L’avventura di Daniil Kvyat in Toro Rosso, e forse in Formula 1, è finita oggi. A darne l’annuncio è stato il braccio destro di Dietrich Mateschitz, nonchè gran capo del progetto giovani Red Bull, Helmut Marko, che ha scaricato senza complimenti il pilota russo. Che potesse essere questo l’epilogo del tormentato rapporto del pilota di Ufa con l’universo Red Bull lo si era capito dalla notizia che in Messico sarebbero stati Hartley e il rientrante Gasly a salire a bordo delle due Toro Rosso.
“Kvyat non ritornerà ancora al volante della Toro Rosso, e non crediamo che possa tornare con noi” – dice Marko nel comunicato – “Gasly e Hartley finiranno la stagione corrente. Poi vedremo cosa accadrà nelle settimane successive“. Il pilota russo, al quale evidentemente non è bastato il buon 10° posto di Austin, ha provato a restar positivo in vista di un ormai nebuloso futuro: “Ho già vagliato alcune ipotesi per il futuro. Rimango sempre un pilota e voglio sempre correre. Ma ci sono alcune buone possibilità da qualche parte“, ha commentato Kvyat.
Come già accaduto in passato, però, spicca la mancanza di tatto di Marko. Come riporta Sergio Chinchero, infatti, la mossa della Red Bull era già premeditata da prima di Austin. In pratica, la scelta di Kvyat negli States era dettata solo dall’esigenza di tappare il buco lasciato da Pierre Gasly, richiamato dalla Honda (il fatto che il prossimo anno i nipponici equipaggeranno proprio la Toro Rosso non vi dice nulla?) in Giappone per la prova conclusiva della Super Formula, poi non più disputata causa tifone.

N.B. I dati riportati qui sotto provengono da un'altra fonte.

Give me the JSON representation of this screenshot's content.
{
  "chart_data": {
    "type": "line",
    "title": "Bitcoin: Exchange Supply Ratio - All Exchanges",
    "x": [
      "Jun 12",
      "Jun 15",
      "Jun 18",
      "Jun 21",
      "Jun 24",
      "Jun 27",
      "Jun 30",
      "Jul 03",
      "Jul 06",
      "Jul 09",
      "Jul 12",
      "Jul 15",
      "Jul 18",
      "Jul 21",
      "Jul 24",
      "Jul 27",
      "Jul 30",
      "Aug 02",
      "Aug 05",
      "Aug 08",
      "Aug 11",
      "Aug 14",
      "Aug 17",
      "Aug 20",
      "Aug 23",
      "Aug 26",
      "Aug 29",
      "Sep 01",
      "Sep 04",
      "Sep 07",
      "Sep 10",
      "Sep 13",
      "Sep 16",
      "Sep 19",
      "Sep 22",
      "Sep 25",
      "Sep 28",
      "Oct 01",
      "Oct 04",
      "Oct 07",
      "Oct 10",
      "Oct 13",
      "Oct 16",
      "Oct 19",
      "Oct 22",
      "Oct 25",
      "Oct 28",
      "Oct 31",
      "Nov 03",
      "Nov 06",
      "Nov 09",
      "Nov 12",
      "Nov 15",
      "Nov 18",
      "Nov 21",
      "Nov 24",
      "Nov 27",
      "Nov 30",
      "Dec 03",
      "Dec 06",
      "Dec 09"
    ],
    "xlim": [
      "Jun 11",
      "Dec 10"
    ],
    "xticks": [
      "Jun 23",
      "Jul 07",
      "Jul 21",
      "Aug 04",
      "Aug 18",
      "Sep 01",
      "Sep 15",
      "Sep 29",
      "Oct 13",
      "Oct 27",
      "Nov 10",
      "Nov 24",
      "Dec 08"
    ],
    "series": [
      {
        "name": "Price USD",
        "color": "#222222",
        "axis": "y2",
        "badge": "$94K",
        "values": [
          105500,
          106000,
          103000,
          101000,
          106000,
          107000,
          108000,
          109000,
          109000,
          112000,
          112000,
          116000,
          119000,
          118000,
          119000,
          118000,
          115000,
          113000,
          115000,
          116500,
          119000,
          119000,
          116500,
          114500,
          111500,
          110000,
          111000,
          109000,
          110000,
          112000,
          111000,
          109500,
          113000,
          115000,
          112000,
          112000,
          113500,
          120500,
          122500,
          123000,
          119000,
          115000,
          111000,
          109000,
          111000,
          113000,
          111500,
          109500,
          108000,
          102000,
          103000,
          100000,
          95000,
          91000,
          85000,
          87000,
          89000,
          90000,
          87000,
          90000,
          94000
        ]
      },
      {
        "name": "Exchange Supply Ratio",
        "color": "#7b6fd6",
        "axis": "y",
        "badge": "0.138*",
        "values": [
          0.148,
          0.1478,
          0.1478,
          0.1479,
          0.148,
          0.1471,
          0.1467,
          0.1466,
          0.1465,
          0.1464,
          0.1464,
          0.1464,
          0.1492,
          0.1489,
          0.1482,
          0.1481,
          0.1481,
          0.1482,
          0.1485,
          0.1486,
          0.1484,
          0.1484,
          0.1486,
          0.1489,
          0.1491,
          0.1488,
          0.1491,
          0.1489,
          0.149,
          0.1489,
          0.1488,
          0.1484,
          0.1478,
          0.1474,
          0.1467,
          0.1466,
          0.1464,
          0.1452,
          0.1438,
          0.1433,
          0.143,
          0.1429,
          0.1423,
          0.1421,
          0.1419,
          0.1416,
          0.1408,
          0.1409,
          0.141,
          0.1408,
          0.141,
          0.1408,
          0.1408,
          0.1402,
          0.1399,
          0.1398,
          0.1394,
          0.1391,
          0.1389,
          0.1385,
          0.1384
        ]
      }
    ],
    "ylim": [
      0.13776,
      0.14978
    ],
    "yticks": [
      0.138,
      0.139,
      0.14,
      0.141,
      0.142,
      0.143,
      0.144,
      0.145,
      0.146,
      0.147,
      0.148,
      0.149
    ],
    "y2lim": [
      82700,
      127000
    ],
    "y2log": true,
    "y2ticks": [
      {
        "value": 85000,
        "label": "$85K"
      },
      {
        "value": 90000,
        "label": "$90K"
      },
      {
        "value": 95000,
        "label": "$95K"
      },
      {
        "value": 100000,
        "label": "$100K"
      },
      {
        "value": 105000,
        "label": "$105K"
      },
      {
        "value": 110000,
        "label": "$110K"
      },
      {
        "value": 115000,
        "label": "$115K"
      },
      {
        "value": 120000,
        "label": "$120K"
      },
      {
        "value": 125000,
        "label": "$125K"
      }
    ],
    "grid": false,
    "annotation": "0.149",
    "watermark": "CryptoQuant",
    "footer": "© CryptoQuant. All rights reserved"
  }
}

Per quanto riguarda Brendon Hartley, che inizialmente sembrava rivestire lui il ruolo di tappabuchi, data anche la partenza di Sainz in direzione Renault, in realtà correrà come detto da Marko fino a fine anno, giocandosi così l’opportunità di essere scelto per il 2018. Tornando a Kvyat, voci nel paddock indicano un modo a dir poco brutale di dare il benservito al russo, che era assolutamente all’oscuro che quella di Austin sarebbe stata la sua ultima gara, comunicandogli il tutto appena finita la gara, senza dargli la possibilità nemmeno di salutare gli uomini del team. Un comportamento che, sinceramente, si commenta da sé.